Kendini muhteşem bir şekilde tüylerinden yakarak öldüren ve küllerinden yeniden doğan kuşun efsanesi
Kendini muhteşem bir şekilde tüylerinden yakarak öldüren ve küllerinden yeniden doğan kuşun efsanesi Zümrüd-ü Anka
Pek çok kültür ve inanışta yer alan zümrüd-ü Anka kuşu günümüzdede bir çok filme konu olmuştur.Kültürden kültüre farklı isimlerle anılan zümrüd-ü Anka bazı efsanelerde 500 bazılarında ise 1700 yıl yaşadıgını ve herşeyi bilen bir bige olduğu söylenir.

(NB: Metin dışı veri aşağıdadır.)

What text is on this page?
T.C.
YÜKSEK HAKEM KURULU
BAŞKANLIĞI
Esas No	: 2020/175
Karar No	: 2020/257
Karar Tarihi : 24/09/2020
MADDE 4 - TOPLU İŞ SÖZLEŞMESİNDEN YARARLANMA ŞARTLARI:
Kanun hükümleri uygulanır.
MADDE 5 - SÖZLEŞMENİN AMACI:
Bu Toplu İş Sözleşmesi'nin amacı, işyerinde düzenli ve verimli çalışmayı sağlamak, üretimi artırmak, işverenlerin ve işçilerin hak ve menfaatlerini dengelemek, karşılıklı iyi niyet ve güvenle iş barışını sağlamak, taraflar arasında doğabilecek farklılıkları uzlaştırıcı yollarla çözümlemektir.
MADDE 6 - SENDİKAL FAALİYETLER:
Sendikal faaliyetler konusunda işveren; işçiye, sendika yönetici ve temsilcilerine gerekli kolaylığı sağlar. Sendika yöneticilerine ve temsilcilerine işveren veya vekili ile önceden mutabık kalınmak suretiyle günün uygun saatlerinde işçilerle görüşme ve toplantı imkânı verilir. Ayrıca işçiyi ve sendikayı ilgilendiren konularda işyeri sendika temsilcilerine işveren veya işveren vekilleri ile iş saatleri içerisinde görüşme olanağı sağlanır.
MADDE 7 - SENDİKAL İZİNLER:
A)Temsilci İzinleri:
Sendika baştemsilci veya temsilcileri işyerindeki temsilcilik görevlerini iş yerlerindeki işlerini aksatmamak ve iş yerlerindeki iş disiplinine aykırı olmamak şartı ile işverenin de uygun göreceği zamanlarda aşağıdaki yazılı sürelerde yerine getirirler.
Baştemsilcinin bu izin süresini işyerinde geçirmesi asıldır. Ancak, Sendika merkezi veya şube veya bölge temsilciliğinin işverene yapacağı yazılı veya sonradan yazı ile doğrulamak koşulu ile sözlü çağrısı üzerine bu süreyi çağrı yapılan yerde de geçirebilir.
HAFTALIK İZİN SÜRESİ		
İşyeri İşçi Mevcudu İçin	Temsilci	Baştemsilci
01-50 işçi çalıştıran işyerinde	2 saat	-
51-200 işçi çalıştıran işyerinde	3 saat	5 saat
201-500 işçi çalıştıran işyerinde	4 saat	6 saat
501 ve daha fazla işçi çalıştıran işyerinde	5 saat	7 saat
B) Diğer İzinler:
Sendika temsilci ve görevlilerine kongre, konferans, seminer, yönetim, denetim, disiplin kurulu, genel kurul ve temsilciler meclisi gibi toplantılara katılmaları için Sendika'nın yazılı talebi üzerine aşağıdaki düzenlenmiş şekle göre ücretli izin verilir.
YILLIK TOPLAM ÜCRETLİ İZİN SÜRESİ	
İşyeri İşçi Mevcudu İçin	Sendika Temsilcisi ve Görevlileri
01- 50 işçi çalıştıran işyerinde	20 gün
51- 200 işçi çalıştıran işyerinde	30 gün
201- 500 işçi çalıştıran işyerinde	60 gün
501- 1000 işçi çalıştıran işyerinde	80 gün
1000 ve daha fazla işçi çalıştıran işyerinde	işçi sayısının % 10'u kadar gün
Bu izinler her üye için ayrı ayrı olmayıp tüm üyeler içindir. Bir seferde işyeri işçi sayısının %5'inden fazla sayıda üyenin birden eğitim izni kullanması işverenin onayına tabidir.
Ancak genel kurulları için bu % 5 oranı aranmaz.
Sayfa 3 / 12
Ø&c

Efsaneye göre Zümrüd-ü Anka kuşu kendi ölümünün yaklaştığını hissedince kendisine dallardan bir yuva inşa eder ve sonrasında bilinmeyen bir sıvı ile bu yuvayı sıvarmış.Güneş ışınları kuru dalları yakar ve bu sayede yanarak ölür.
Sonrasında küllerinin arasından eni bir anka kuşu olarak doğar.İşte bu neden birçok dinde yeniden varoluş veya diriliş olarak nitelendirilir.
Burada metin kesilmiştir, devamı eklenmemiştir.